It’s been almost two months since Gov. Mike DeWine proposed a package of gun law and mental health policy changes, and he says lawmakers will soon look over his official language on the proposals.
The governor is confident the measures will pass despite concerns raised by House Speaker Larry Householder.
DeWine has been working on the package since unveiling it a few days after the Dayton mass shooting.
He's made some announcements, such as a proposal to enhance criminal background checks by requiring warrants to be added to state and federal background systems along with violent protective orders and other offenses. He also signed an executive order to establish the Ohio School Safety Center.
Although he still hasn't unveiled the package of plans he's worked on with Lt. Gov. Jon Husted and gun rights advocates such as the Buckeye Firearms Association. This package is different than the set of seven bills that were heard in a Senate committee last week - three of which were bipartisan.
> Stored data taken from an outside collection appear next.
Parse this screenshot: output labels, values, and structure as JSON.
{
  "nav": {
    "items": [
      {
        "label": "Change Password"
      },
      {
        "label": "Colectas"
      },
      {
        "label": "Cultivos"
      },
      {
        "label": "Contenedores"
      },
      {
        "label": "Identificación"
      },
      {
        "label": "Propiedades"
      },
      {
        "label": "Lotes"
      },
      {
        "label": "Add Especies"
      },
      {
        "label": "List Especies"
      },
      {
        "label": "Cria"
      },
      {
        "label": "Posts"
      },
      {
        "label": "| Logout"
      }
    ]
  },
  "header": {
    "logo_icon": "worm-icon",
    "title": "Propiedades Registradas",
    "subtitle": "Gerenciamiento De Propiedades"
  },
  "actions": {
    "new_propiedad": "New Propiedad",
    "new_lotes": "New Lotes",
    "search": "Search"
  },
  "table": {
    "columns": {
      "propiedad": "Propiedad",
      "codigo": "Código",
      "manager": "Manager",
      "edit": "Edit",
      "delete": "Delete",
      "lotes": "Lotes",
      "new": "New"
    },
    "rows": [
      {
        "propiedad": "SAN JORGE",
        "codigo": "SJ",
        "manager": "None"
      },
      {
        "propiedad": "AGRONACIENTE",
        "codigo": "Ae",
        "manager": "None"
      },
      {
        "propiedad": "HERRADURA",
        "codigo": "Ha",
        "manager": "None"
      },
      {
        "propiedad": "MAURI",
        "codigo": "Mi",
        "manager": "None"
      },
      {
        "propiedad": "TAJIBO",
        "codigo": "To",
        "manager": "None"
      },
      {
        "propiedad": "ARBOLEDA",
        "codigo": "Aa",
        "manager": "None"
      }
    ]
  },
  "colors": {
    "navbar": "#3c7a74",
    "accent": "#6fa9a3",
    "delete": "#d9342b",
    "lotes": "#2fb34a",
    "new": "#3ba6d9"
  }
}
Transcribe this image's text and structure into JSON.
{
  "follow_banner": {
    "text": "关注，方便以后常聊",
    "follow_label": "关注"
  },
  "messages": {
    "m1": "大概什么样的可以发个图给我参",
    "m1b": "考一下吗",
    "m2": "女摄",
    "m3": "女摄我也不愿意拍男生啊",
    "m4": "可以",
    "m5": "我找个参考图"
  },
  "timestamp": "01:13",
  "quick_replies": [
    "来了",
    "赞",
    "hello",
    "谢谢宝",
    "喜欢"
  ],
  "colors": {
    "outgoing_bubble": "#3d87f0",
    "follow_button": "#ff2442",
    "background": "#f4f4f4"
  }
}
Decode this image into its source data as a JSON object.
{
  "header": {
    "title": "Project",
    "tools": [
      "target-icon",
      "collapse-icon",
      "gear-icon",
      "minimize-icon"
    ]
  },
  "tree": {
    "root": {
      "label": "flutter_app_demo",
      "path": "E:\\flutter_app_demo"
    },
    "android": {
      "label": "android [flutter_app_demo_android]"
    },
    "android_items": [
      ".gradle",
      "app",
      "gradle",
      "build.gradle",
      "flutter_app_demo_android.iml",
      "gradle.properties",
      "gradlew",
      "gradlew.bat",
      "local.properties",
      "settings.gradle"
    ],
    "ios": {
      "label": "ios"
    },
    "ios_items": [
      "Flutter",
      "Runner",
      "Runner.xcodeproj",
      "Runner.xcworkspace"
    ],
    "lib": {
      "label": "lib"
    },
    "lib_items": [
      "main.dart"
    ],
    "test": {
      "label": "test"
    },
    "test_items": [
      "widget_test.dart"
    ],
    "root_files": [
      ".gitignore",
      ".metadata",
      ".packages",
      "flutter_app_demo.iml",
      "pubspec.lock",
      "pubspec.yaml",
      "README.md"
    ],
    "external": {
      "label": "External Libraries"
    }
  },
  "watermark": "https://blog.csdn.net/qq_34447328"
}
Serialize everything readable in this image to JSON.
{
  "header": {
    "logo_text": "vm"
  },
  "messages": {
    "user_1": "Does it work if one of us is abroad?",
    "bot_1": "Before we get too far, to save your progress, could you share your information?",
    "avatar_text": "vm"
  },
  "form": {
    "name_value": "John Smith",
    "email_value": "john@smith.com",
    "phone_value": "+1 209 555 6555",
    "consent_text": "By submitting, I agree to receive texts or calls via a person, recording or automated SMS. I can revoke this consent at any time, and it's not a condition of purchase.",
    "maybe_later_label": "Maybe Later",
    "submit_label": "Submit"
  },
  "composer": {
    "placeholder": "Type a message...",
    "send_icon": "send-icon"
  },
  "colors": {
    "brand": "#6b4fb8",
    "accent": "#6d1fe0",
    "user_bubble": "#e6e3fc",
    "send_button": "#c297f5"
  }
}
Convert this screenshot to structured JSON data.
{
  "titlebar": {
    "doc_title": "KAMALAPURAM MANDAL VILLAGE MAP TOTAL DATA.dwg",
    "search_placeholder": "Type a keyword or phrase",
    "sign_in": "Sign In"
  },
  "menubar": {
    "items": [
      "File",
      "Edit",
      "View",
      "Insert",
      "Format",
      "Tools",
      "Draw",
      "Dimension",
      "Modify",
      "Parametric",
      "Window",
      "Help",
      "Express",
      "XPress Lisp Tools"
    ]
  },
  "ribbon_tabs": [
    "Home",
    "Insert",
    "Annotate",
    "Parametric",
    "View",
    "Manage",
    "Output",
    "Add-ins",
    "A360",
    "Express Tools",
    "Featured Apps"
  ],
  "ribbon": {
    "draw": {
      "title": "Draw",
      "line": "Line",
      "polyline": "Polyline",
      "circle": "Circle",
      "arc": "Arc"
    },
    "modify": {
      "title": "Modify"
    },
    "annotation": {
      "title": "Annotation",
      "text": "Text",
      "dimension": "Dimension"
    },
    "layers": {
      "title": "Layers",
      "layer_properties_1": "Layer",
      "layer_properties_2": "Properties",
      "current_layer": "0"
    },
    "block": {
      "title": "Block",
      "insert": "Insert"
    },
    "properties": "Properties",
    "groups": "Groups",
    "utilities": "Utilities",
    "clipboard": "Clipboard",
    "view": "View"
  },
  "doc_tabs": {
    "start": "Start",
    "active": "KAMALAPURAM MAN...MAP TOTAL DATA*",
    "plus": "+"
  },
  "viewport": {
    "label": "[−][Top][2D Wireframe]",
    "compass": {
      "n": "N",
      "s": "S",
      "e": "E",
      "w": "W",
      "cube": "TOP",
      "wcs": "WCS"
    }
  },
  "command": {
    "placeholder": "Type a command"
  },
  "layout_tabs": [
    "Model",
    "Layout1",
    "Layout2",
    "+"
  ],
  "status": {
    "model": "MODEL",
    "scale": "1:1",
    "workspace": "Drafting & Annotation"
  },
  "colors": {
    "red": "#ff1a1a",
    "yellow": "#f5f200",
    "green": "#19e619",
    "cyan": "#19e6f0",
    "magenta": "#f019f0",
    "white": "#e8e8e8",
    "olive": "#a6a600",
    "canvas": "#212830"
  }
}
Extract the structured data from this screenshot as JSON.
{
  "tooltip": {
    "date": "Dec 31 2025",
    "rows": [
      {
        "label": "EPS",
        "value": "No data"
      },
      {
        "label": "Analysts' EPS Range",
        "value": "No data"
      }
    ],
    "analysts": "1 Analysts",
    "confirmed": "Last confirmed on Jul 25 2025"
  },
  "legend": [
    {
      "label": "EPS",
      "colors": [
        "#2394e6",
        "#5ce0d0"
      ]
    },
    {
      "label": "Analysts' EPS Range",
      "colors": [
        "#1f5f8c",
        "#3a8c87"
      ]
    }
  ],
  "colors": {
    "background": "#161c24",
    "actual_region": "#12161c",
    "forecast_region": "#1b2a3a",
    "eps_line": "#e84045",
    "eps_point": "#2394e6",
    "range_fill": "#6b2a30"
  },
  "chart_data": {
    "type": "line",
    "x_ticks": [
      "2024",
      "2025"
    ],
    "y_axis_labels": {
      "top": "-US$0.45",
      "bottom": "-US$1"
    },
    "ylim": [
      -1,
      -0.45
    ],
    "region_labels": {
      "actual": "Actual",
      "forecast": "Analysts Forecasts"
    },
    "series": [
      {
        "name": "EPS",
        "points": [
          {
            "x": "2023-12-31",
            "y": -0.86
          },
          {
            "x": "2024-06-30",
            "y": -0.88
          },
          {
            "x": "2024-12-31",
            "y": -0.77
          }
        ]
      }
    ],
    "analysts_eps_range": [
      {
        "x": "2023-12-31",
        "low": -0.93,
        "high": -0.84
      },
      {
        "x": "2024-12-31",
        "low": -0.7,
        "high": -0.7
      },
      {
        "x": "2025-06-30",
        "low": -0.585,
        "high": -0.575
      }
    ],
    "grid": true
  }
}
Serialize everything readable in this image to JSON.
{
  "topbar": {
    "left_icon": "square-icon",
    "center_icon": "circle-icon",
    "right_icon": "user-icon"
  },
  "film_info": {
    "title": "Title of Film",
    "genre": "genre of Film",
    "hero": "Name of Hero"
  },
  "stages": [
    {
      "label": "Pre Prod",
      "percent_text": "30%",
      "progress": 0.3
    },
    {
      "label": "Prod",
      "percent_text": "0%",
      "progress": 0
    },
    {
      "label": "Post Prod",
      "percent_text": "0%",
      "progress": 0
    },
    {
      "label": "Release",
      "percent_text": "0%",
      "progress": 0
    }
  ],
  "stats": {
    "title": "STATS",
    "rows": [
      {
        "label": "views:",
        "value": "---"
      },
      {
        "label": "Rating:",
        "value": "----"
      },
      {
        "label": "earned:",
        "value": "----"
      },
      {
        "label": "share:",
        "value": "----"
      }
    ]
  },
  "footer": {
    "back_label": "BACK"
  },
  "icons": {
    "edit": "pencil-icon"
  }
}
DeWine said he has respect for Householder’s worries about background checks for personal gun sales and his overall concerns about a version of a red flag gun seizure law.
“The natural skepticism that all of us should have about any attempt to deal with issues in this area that it might infringe on someone’s Second Amendment rights I certainly respect that, and I was not troubled at all by the Speaker’s comments," DeWine said.
However DeWine says the package he’ll bring to the legislature shortly will not infringe on Second Amendment rights and will be constitutional, but he also says it will pass and will do something to make Ohioans safer.
Householder has said he thinks passing DeWine's gun regulations will be difficult, and that there are members of his caucus who will not vote for some of the changes he's publicly talked about.